Dolorès, amoureuse et pieuse personne,
Va, son amant parti, se courber au saint lieu,
Et, sans songer à mal, nuit et jour, elle donne
La moitié de son âme an Diable et l'autre à Dien.
Hoe geheel anders is weder de aan Bolero- en castagnetten-klank herinnerende Spaansche serenade, ingeleid door de volgende woorden:
Toute seule en son grand lit,
Entend son coeur qui bondit.
Et le vieux señor manssade
Qui rêve chasse et taureaux,
Invoque à grands cris l'alcade
En hoe uitmuntend zijn de Napolitaansche, Russische en Hongaarsche klanken in de aldus genoemde serenades weergegeven! Niet minder karakteristiek is de Duitsche met haar mannenkwarteten walsmelodie, als eene illustratie van de woorden:
- Gretchen, où cours-tu donc?
- Valser sous la charmille.
- Moi, je vais à la Faucille d'or
Boire et chanter nos choeurs.
Un instant près de moi, veux-tu rester encor?
- Ah! Doux Jésus! Quelle impudence!
| |
| |
Ils gagnèrent le bois par le petit chemin.
On entendait au loin les chansons et la danse.
Geestig en onderhoudend is de muziek van Le livre des Sérénades ontegenzeggelijk.
Maar wij zouden van ‘elektrische’ muziek spreken...
Juist, en wij zijn er dichter bij, dan men wellicht denkt.
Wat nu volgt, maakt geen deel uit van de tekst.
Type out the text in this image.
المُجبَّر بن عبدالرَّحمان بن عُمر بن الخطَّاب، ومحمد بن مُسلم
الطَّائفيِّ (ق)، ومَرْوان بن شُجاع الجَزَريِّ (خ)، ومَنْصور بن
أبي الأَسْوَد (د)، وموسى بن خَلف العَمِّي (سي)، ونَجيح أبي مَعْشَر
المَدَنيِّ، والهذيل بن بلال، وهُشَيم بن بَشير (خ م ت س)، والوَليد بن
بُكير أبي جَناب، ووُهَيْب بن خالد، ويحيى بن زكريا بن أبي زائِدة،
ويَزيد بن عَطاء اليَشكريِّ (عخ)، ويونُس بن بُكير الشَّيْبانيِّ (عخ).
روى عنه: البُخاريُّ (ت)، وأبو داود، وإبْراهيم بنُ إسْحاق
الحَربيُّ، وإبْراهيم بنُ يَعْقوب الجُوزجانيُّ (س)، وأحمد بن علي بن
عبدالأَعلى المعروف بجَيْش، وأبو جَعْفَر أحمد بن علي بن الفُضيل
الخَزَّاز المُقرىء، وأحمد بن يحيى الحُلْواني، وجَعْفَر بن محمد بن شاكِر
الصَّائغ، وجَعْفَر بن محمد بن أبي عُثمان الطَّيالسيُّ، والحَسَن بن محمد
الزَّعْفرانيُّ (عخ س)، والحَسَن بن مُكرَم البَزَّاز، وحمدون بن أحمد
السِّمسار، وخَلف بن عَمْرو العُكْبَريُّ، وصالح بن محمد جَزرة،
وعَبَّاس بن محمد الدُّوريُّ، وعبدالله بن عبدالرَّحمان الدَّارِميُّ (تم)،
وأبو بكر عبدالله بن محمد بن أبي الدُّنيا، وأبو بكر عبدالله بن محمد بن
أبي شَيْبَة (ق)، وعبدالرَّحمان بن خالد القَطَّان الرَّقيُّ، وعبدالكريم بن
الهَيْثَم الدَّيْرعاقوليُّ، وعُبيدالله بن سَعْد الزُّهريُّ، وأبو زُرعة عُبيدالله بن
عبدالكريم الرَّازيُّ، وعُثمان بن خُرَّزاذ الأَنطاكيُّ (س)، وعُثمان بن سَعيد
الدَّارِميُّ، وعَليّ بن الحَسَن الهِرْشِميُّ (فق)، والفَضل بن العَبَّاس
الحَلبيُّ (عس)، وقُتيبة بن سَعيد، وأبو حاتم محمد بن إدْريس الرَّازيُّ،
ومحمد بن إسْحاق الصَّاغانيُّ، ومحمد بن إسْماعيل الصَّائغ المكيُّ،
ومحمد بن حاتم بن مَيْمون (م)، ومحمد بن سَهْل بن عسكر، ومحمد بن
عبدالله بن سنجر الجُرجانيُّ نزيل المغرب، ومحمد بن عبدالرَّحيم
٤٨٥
De woorden van de Sérénade Allemande doen mij denken aan La Ronde des Paysans in La Damnation de Faust van Berlioz, waarvan ik onlangs eene uitvoering bijwoonde.
De muziek van Berlioz, b.v. de Symphonie fantastique, door een machtig orkest uitgevoerd, - dat is inderdaad ‘elektrische’, of liever ‘elektriseerende’ muziek. Evenzeer behoort la Damnation, onder de juiste verhoudingen ten gehoore gebracht, daartoe.
De uitvoering van dit werk door de Leidsche afdeeling van de Maatschappij tot bevordering der Toonkunst acht ik de belangrijkste muzikale gebeurtenis van de maand Januari. Daarom wensch ik er een oogenblik bij stil te staan.
Uitgaande van den regel: ‘il faut juger les écrits d'après leur date,’ hebben wij eerst te vragen: hoe oud is het werk?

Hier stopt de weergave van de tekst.